Unorganized thoughts about Toronto from a girl raised in McMurray
Looking out my hotel window, I spot Penelope Cruz putting on mascara, a buff, shirtless guy sitting beside a snowy mountain range and a very large silhouette of a hip hop dancer wearing an iPod. Standing at the airport baggage carousel, a very large live image is projected on the two-storey sized wall near me. On the airport shuttle bus on the way downtown, there are never-ending billboards flying past at 120 km/hr. Even the strip of grass along the freeway is cut and shaped into logos for banks, stores… the United Way??
A presenter in the conference I attended said that North Americans are bombarded by 5,000 images and brands daily. That is true. If you live in Toronto.
There are over 200 restaurants within a three block radius of my hotel. That is just cool. Last night I only walked one block and couldn’t make up my mind so I chose the very last restaurant on the block and scored the best butter chicken takeout I’ve ever had. And only for $18! I can’t help but wonder if this could compete with the other Indian food place I passed a half a block ago.
When the sun sets through the smog, an eerie orange-pink light settles over the city. The orange palm tree lights illuminate at the Hooters on the corner, and – hey! Another silhouetted dancer with an iPod!
I was embarrassed to admit there was a bad odour following me around the whole time I was in Toronto. Then I realized the garbage-like smell was actually the smog. Yuck.

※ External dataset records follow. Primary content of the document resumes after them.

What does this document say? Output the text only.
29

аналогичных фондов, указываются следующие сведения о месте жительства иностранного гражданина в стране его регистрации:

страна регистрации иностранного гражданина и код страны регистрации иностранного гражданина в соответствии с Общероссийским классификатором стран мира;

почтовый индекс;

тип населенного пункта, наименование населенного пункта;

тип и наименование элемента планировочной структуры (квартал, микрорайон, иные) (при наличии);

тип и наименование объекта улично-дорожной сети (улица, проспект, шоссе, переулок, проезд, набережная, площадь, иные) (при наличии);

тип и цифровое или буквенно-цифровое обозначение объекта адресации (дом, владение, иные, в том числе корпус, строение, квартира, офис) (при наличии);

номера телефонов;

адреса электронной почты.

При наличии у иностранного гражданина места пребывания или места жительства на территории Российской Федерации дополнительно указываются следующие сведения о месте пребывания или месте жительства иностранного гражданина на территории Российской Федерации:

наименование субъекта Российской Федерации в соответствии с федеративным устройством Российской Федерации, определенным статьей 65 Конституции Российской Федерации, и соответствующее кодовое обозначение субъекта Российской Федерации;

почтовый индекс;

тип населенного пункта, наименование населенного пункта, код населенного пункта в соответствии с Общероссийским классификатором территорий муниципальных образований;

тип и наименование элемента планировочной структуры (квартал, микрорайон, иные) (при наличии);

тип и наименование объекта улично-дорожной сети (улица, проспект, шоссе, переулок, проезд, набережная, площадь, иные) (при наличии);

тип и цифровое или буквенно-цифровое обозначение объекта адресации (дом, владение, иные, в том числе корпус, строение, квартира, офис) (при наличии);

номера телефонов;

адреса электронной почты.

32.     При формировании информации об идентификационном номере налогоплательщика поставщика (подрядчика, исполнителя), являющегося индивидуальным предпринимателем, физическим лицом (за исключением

The Muchmusic building looks much smaller in real life. And Queen Street is way skinnier than even Franklin Avenue. The city builders must have decided one thoroughfare through downtown was no longer meeting the traffic needs, so they built a freeway right over top of it. Literally, on top of it, like held up by pillars. It seems so futuristic to me.
Maybe I’m some small-town hick from the west; Toronto was a cool place to gape at for a couple days and eat some good food, but I would probably not live there. When I got back to Fort McMurray, I sucked the fresh summery smell into my lungs like I never have before and appreciated it more than I can put into words.